We only specify groups and number of observations, the priors and the likelihood with no data.

With packages like rstanarm is there a way that I can easily simulate from the prior predictive, or need I dump the code out and recreate what’s done in Gabry’s Bayes-Vis paper?

I’m looking at posterior_vs_prior in rstanarm, but it’s not looking like I’m generating observations from the prior predictive.

Am I missing something? Did I not dig enough into the code?

Prior reflects your knowledge of uncertainty before seeing the data. N(.5,1) seems hard to justify as theta should at least live within (0,1) interval. Beta(a, b) is more natural in terms of conjugality. After all, it is a trivial exponential family.

In decision theory you can ask for non-informative prior, as they are also connected to minimax. In this case the non-informative prior gives you 1/(p(1-p)), which can be approximated by beta(epsilon, epsilon). It is a flat prior on logit scale [log (p / 1−p)].

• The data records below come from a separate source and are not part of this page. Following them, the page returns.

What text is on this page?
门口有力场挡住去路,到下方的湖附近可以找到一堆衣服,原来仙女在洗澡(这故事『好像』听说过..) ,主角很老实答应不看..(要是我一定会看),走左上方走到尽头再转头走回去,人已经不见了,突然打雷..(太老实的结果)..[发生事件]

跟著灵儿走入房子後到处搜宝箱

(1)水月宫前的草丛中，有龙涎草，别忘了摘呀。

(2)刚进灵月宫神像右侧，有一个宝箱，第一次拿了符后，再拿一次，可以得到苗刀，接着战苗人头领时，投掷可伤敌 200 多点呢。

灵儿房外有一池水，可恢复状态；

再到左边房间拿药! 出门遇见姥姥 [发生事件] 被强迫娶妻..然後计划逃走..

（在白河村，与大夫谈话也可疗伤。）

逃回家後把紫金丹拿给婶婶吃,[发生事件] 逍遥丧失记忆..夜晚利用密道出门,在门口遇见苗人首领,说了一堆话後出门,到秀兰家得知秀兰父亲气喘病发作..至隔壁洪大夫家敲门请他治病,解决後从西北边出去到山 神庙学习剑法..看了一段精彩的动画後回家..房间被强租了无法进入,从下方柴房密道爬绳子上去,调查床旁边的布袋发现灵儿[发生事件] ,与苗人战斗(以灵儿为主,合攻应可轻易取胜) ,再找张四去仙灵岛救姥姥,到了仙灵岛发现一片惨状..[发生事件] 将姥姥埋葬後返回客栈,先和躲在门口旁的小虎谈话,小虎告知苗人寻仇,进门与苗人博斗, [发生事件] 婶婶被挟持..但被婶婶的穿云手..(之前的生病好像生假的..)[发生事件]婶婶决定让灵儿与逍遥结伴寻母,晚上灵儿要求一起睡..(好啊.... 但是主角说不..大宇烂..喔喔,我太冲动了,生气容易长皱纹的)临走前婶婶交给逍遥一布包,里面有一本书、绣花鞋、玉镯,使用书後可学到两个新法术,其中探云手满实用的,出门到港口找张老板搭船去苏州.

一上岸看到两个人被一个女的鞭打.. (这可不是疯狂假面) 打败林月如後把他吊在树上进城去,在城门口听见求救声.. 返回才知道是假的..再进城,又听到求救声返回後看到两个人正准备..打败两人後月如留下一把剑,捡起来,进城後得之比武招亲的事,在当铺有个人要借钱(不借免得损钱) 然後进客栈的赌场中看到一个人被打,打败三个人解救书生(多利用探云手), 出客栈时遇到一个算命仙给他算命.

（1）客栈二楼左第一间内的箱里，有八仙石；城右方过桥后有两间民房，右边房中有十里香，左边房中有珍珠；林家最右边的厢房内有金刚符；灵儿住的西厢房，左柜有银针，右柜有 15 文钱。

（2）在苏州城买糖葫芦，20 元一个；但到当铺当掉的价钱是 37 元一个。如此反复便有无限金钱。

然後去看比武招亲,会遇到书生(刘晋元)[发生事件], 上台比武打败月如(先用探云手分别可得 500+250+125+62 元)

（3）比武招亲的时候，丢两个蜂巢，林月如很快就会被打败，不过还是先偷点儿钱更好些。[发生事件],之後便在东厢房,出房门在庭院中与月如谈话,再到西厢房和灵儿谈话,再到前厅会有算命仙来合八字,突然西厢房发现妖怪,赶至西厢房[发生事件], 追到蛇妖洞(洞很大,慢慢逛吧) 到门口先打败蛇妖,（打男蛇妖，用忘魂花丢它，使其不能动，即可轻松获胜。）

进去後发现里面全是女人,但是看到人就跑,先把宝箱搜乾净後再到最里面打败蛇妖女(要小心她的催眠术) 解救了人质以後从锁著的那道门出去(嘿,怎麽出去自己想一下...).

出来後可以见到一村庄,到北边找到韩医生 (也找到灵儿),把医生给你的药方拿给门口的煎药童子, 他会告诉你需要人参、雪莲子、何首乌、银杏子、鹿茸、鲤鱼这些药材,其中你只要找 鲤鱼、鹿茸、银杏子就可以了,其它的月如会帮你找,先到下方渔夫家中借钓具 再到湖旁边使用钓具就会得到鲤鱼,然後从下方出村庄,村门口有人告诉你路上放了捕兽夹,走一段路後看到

Again this reminds me of the merit of boundary-avoiding-prior-- an otherwise perfect beta(0, 0) just provides the opposite effect. A boundary-avoiding-prior in the logit space can be a boundary-embracing-prior in the p space.

On the other hand, if I only put a flat prior on p, then it is converted into a boundary-avoiding in the logit scale. This seems even more correct, as Stan only samples from the unconstrained space.

It is like optimization, I can add epsilon*Identity to remedy degeneration. Now a boundary-avoiding prior adds log-convexity.

Finally, beyond the benefit of smoother sampling, boundary-avoiding-prior is dangerous. If there is actual prior-data conflict, I will completely miss that. I believe this is why a prior-predictive checking will be emphasized.